«Noi siamo stati miracolati, il Signore ci ha avvolto tra le sue braccia, non vedo altre spiegazioni – racconta – Essere impotente, sbattuto qua e là senza vedere nulla, nel buio più totale, sentire solo le tue urla e quelle dei vicini, io che cercavo di coprire Alessandra dai detriti, col mio corpo, mentre mi sentivo sprofondare in un abisso e sentivo pietre e calcinacci colpirmi ovunque…». 60 secondi, poi il silenzio, poi di colpo grida di aiuto: Alessandra, la madre e la zia rispondono, sono vive.

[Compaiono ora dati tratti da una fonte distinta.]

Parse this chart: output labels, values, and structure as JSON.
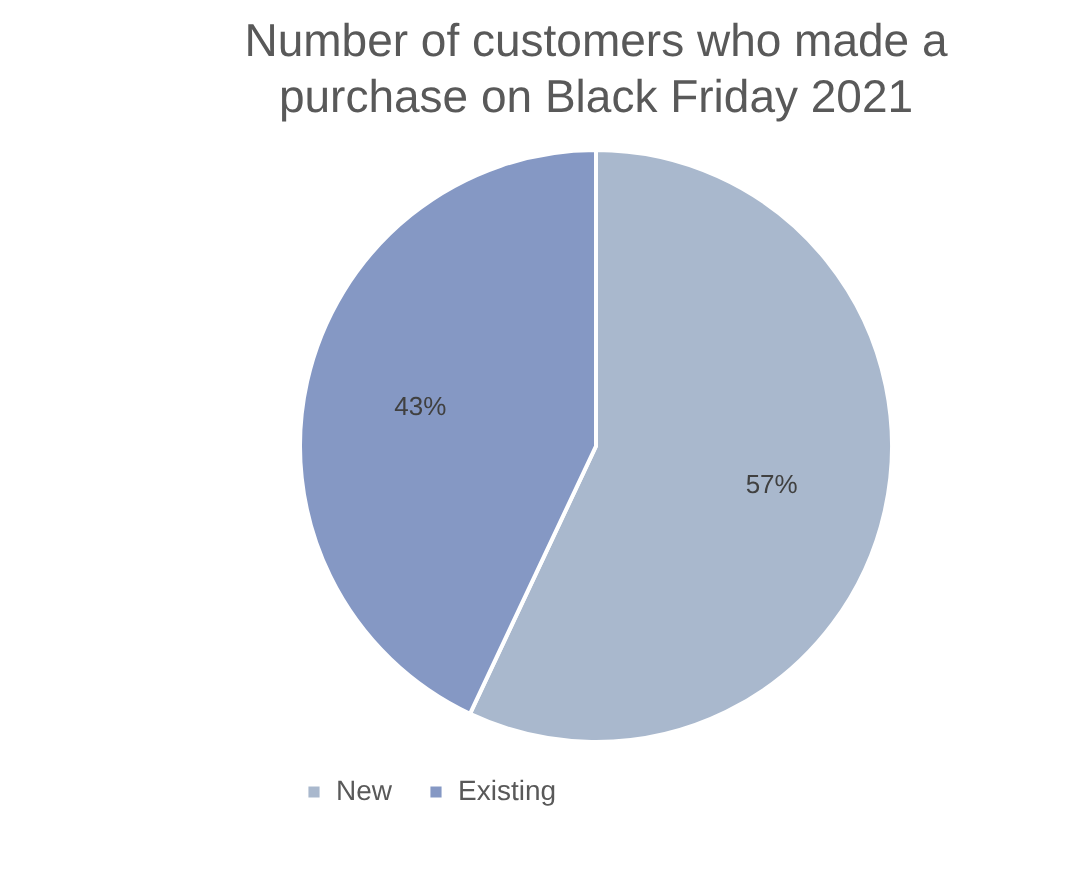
{
  "chart_data": {
    "type": "pie",
    "title": "Number of customers who made a purchase on Black Friday 2021",
    "categories": [
      "New",
      "Existing"
    ],
    "values": [
      57,
      43
    ],
    "colors": [
      "#a9b8cd",
      "#8598c4"
    ],
    "value_labels": [
      "57%",
      "43%"
    ],
    "legend": "bottom"
  }
}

«Quando alzo la testa capisco di trovarmi a penzoloni tra il terzo e il secondo piano, che mi sorreggo al letto che è in bilico di traverso e non capisco come si regga ancora; rischio di trascinarmi giù anche Alessandra e non so come riesco in qualche modo a tornare sul letto. “Non ti preoccupare che usciamo da qui”, cerco di tranquillizzarla ma non so nemmeno io come fare, poi alzo la testa e vedo un filo di luce, è la finestra della nostra camera. Raggiungerla significherebbe essere salvi, è la nostra unica possibilità, quindi col piede cerco un appoggio sul muro per cercare di raggiungerla, ma so che sarà difficile; trovo un appoggio tra i detriti e spingendomi con le braccia raggiungo non so come la base della porta finestra che incredibilmente non è crollata, trovando non so dove le forze per spingermi fin lassù, io che non sono proprio un braccio di ferro».

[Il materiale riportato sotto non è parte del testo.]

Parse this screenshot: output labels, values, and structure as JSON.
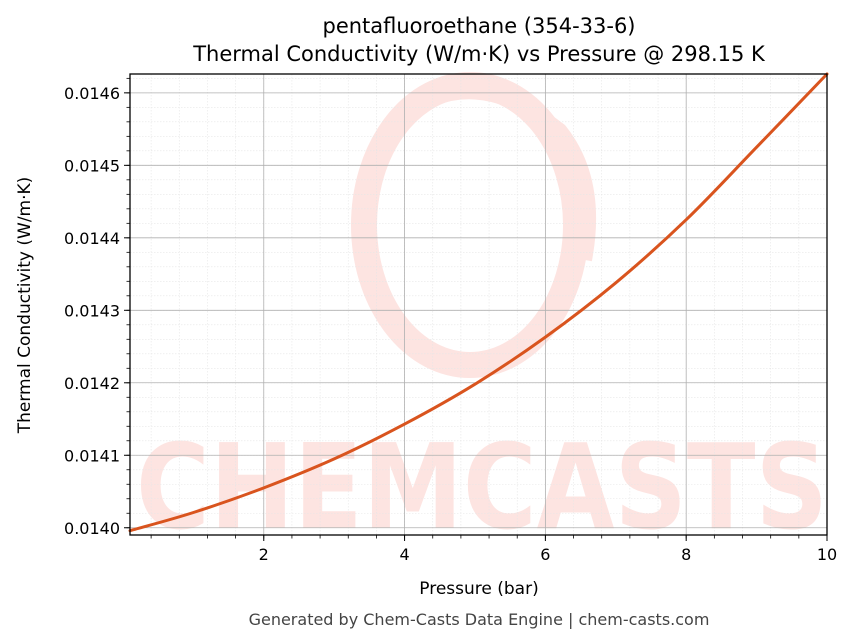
{
  "chart_data": {
    "type": "line",
    "title": "pentafluoroethane (354-33-6)",
    "subtitle": "Thermal Conductivity (W/m·K) vs Pressure @ 298.15 K",
    "xlabel": "Pressure (bar)",
    "ylabel": "Thermal Conductivity (W/m·K)",
    "xlim": [
      0.1,
      10
    ],
    "ylim": [
      0.01399,
      0.014626
    ],
    "x_ticks": [
      2,
      4,
      6,
      8,
      10
    ],
    "x_tick_labels": [
      "2",
      "4",
      "6",
      "8",
      "10"
    ],
    "y_ticks": [
      0.014,
      0.0141,
      0.0142,
      0.0143,
      0.0144,
      0.0145,
      0.0146
    ],
    "y_tick_labels": [
      "0.0140",
      "0.0141",
      "0.0142",
      "0.0143",
      "0.0144",
      "0.0145",
      "0.0146"
    ],
    "grid": true,
    "line_color": "#d9541e",
    "series": [
      {
        "x": [
          0.1,
          1,
          2,
          3,
          4,
          5,
          6,
          7,
          8,
          9,
          10
        ],
        "y": [
          0.013996,
          0.014021,
          0.014055,
          0.014095,
          0.014143,
          0.014198,
          0.014263,
          0.014338,
          0.014425,
          0.014525,
          0.014626
        ]
      }
    ]
  },
  "watermark": "CHEMCASTS",
  "footer": "Generated by Chem-Casts Data Engine | chem-casts.com"
}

Mirko rompe il vetro, esce sul balconcino ancora intatto e tende il braccio alla fidanzata per farla uscire. Alessandra strappa un lenzuolo che era steso fuori e crea una specie di corda per calarsi: «qui mi rendo conto di cosa c’è intorno a noi… Non sembra di aver subito un terremoto, ma un vero e proprio bombardamento, sembra di essere in guerra, le case davanti a noi sono disintegrate, vedo solo macerie, sassi enormi ovunque e tantissima polvere».
Hanno respirato tanta polvere, ma non c’è tempo per riflettere: l’obiettivo è salvare la madre e la zia. «Ale riesce a farsi dare una torcia da un soccorritore, me la passa e io cerco di illuminare la stanza per capire come raggiungerle: impossibile, quello che vedo intorno è solo devastazione, il pavimento non c’è più, il letto è in bilico e sorretto solo da una trave, l’armadio mi stava per schiacciare ma in qualche modo è rimasto incastrato, il muro che divide la mia stanza da quella dei nostri vicini non c’è più, quindi posso vedere chiaramente Elisa, Rossana e Lollo, che nonostante sia piccolo mantiene la calma e mi urla “Mirco tu sei un Ironman, ce la farai!”. Capisco che usciremo tutti da lì, in un modo o in un altro, raggiungere mamma è impossibile, ma la sua stanza non è crollata, quindi i soccorritori potrebbero farle scendere da dietro dalla finestra con una scala».
«Ale mi urla più volte di scendere, a quel punto cedo e mi calo giù anch’io mentre i soccorsi aiutano con la scala a far scendere i nostri vicini, subito dopo vanno dietro e aiutano mamma e zia, anche loro sono sane e salve e ci sbrighiamo ad allontanarci da quel posto. Siamo vivi e non ci crediamo, ma intorno a noi c’è solo desolazione e distruzione, dolore e dramma. Se mio padre non avesse fatto rimettere a posto il tetto qualche mese fa, adesso non so se sarei qui a raccontare questo incubo, se siamo vivi lo dobbiamo al suo zelo e al Signore che ci ha protetto».